Это была частная записка Соснова.
«Степан Петрович, прости,– писал он Санину,– что я такой скот – не могу высказать просьбу устно. Дела! Сам знаешь, каков мой генерал, у него не разгуляешься на воле. Звонить тебе не решаюсь по этому вопросу, так как разговор через час будет достоянием дивизии; такая уж у нас конспиративная связь! Короче, сегодня решен вопрос о Метелине (я как-то тебе о нем говорил. Старший лейтенант...). Он направлен в твое распоряжение. Постарайся сунуть его куда-нибудь в преисподнюю, чтобы он оттуда не вылез. Подробности – при встрече. Заранее обязан и тысяча благодарностей. Генерал сегодня о тебе хорошо отзывался.
Твой Соснов».
Я так и застыл на месте.
– Вы, оказывается, с ним на «ты»?
Санин подошел к печке, достал уголек и раскурил трубку.
– Однажды Громов пригласил к себе командиров полков и чистил нас, как говорится, за милую душу. Подле генерала вертелся Соснов. – Санин вернулся к столу. —Приглянулся он мне тогда. Первый раз ошибся в человеке, потянулся к нему. После снятия стружки Громов оставил нас ужинать. К концу вечера Соснов мне уже говорил «ты», клялся в преданности и верности. Выболтал о романе с Ариной. Твои ворота он, разумеется, вымазал дегтем. Я умолчал, что знаком с тобою.

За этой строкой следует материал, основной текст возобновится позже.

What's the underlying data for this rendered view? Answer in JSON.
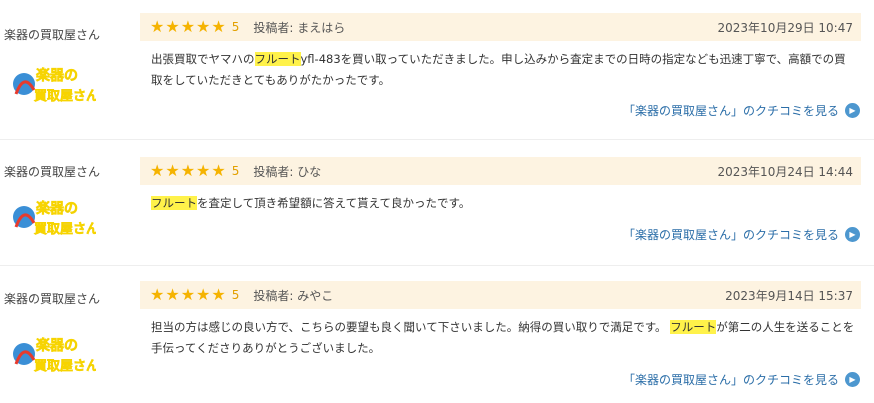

– Нечего сказать, в вашем присутствии обливают друга грязью, а вы и глазом не моргнете!—вспылил я.
Санин пропустил мое замечание мимо ушей, похлопал письмом по ладони, затем спрятал в карман.
– Обидно. Вы почти ровесники и такие разные. Один предпочитает открытую игру, другой – закулисную возню. Мерзко и нечистоплотно. «Сунуть в преисподнюю!» Откуда это у него? Окажись я пошляком, карьеристом, просто слабовольным, я бы распорядился вашей жизнью, как двугривенным. В противном случае я бы мог оказаться в немилости у Соснова. А ведь печка, от
которой вы оба танцуете,—любовь. И ты еще говоришь...
Я окончательно успел прийти в себя. Сказал Санину:
– Вы не объективны к Соснову. Если он чуть-чуть не провел на мякине такого стреляного воробья, как вы, то что ему стоит подцепить на крючок доверчивую плотвицу? Это тоже надо уметь. Соснов – талант! – Я рассмеялся.
Мое легкомыслие Санину было неприятно; он даже заметил, что мог ждать всего от меня, только не поверхностного отношения к делу.
– Соснов не так прост, – добавил он. – Ядовит и может укусить.
– Если вы ему в этом поможете, – уже серьезно сказал я. – А что касается предмета в программе школы – любви, то все-таки это утопия. После войны все будет не так. Время далеко уйдет вперед, и то, что сегодня разумно, завтра окажется архаичным.
– Стать лучше – никогда не архаично.
Я начал собираться. Санин уже не удерживал больше. Но ушел я с сознанием, что он так и не решился сказать мне чего-то главного, оставил для другого раза.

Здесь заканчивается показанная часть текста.